Question

Specify whether the given function is even, odd, or neither, and then sketch its graph. $$ G(x)=[2 x-1] $$

Short answer

The function is neither even nor odd. Its graph is a straight line with a slope of 2 and a y-intercept of -1.

Step-by-step solution

Identify Even and Odd Function Criteria

A function is even if \( f(-x) = f(x) \) for all \( x \) in its domain. It is odd if \( f(-x) = -f(x) \). If neither condition is satisfied, the function is neither even nor odd.

Calculate \( G(-x) \)

Substitute \(-x\) into the function: \[ G(-x) = [2(-x) - 1] \] Simplifying gives: \[ G(-x) = [-2x - 1] \]

Compare \( G(x) \) and \( G(-x) \)

The original function is \( G(x) = [2x - 1] \). The function \( G(-x) = [-2x - 1] \) is neither equal to \( G(x) \) nor \( -G(x) \). Therefore, the function is neither even nor odd.

Sketch the Graph

To sketch the graph of \( G(x) = [2x - 1] \), note that \([2x - 1]\) is a linear function with a slope of 2 and a y-intercept of -1. Plot the point (0, -1) and use the slope to plot another point, such as (1, 1). Draw a straight line through these points.

Key concepts

Understanding Function Properties: Even and Odd Functions

Functions, in mathematics, display unique properties that help us identify their behavior. One key attribute involves categorizing functions as 'even' or 'odd'. These classifications are crucial in simplifying complex mathematical problems, because they aid in understanding the symmetry of functions.
- **Even Functions**: An even function is symmetric about the y-axis. The mathematical definition is that for a function \( f(x) \), if \( f(-x) = f(x) \) holds true for every \( x \) in the domain, then the function is even.- **Odd Functions**: An odd function has symmetry about the origin.
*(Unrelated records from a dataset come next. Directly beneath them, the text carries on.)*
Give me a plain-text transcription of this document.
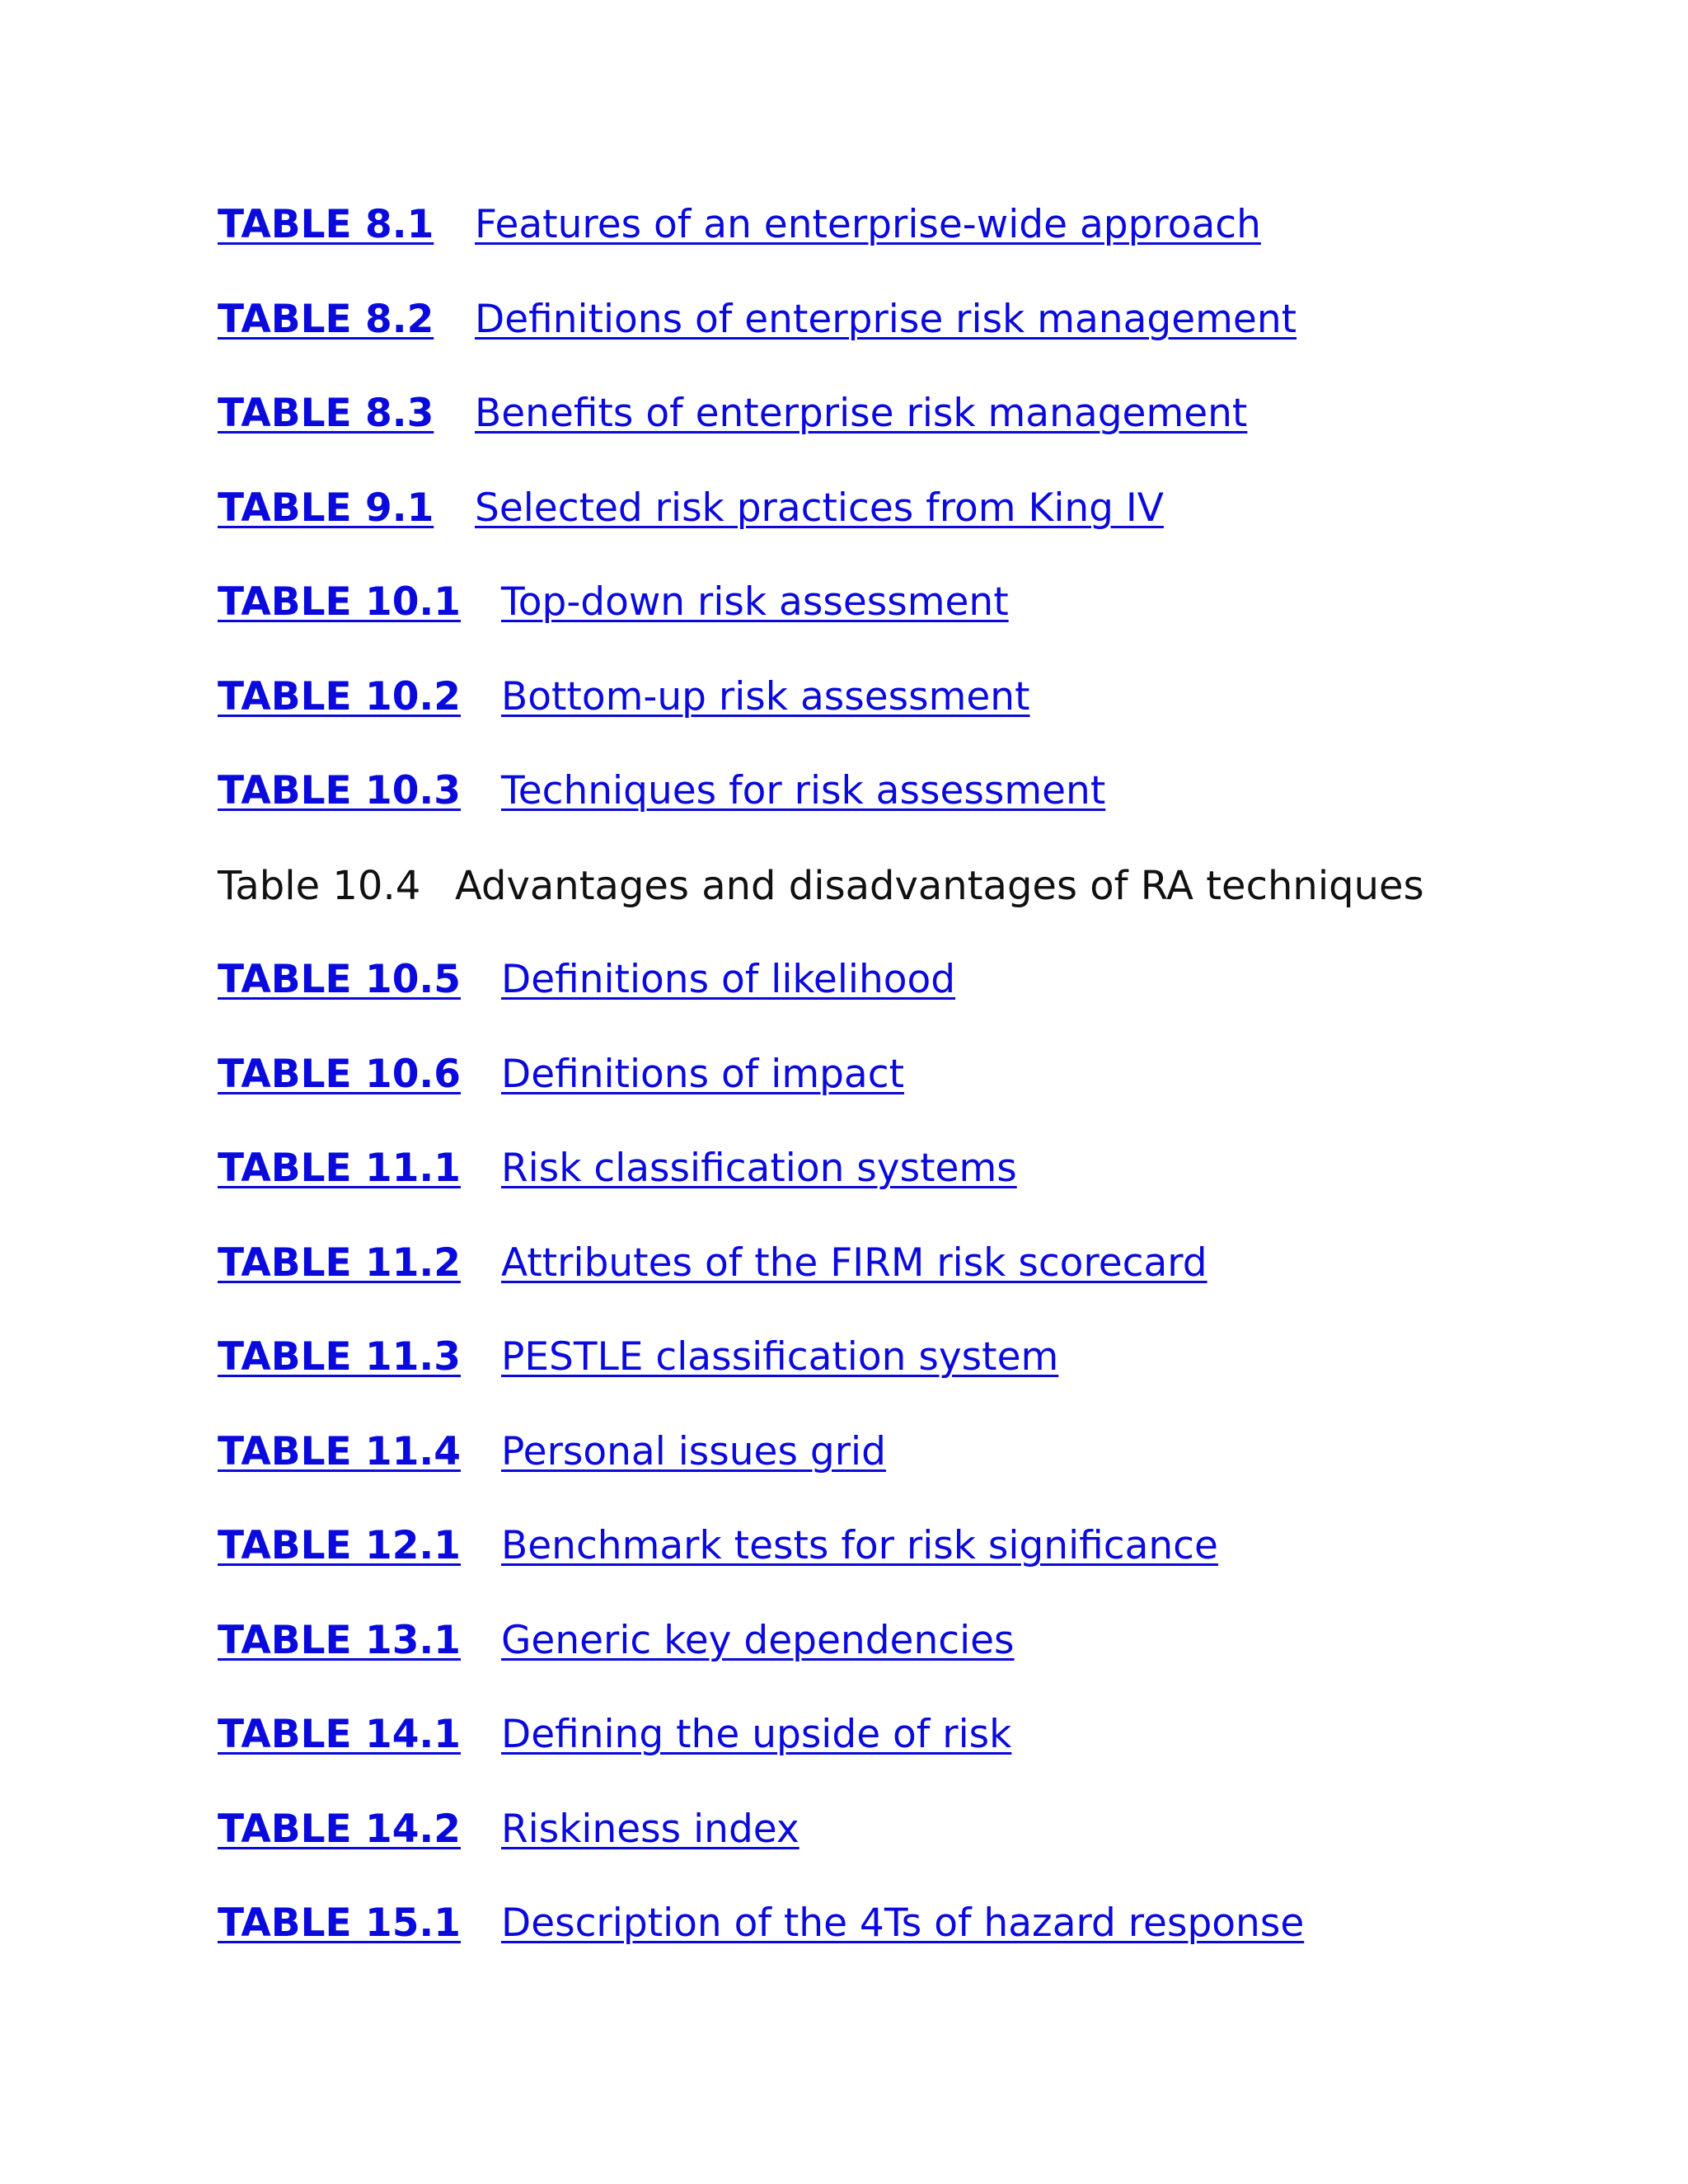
TABLE 8.1	Features of an enterprise-wide approach
TABLE 8.2	Definitions of enterprise risk management
TABLE 8.3	Benefits of enterprise risk management
TABLE 9.1	Selected risk practices from King IV
TABLE 10.1	Top-down risk assessment
TABLE 10.2	Bottom-up risk assessment
TABLE 10.3	Techniques for risk assessment
Table 10.4 Advantages and disadvantages of RA techniques
TABLE 10.5	Definitions of likelihood
TABLE 10.6	Definitions of impact
TABLE 11.1	Risk classification systems
TABLE 11.2	Attributes of the FIRM risk scorecard
TABLE 11.3	PESTLE classification system
TABLE 11.4	Personal issues grid
TABLE 12.1	Benchmark tests for risk significance
TABLE 13.1	Generic key dependencies
TABLE 14.1	Defining the upside of risk
TABLE 14.2	Riskiness index
TABLE 15.1	Description of the 4Ts of hazard response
A function \( f(x) \) is odd if \( f(-x) = -f(x) \) for all \( x \) in its domain.
Understanding these properties aids us in predicting the graph's shape and interpreting the function efficiently.

Graph Sketching: Bringing Functions to Life

Graph sketching is an invaluable skill in visualizing and interpreting mathematical functions. For linear functions like \( G(x) = [2x-1] \), sketching involves several straightforward steps.
First, identify the linear equation form, here it's \( y = mx + c \), where \( m \) is the slope and \( c \) is the y-intercept. For \( G(x) \), the slope \( m \) is 2 and the y-intercept \( c \) is -1.
- **Start with the Y-Intercept**: Begin by plotting the y-intercept on the graph. For this equation, plot the point \( (0, -1) \).- **Utilize the Slope**: From the y-intercept, use the slope to find another point on the line. The slope of 2 indicates that for every increase of 1 unit in \( x \), \( y \) increases by 2 units. Thus, moving from \( (0, -1) \) to \( (1, 1) \).- **Draw the Line**: Connect these points with a straight edge to extend the line.
This simple two-step process helps in sketching precise graphs of linear functions, allowing easy further analysis.

Linear Functions: Basics and Characteristics

Linear functions form the backbone of high school algebra. They are vital due to their straightforward relationship between variables, characterized by constant rates of change. A linear function can be expressed in the form \( y = mx + c \), where:- **\( m \)** is the slope: It represents the rate of change of the function. In real-world terms, it indicates how fast or slow one variable changes in relation to another.
- **\( c \)** is the y-intercept: This is the value where the function crosses the y-axis, essentially the starting point when \( x = 0 \).Understanding linear functions helps in modeling situations with a constant rate of change, such as distance over time or cost per item. Furthermore, recognizing their graph as a straight line with defined slope and intercept aids in solving a variety of mathematical problems.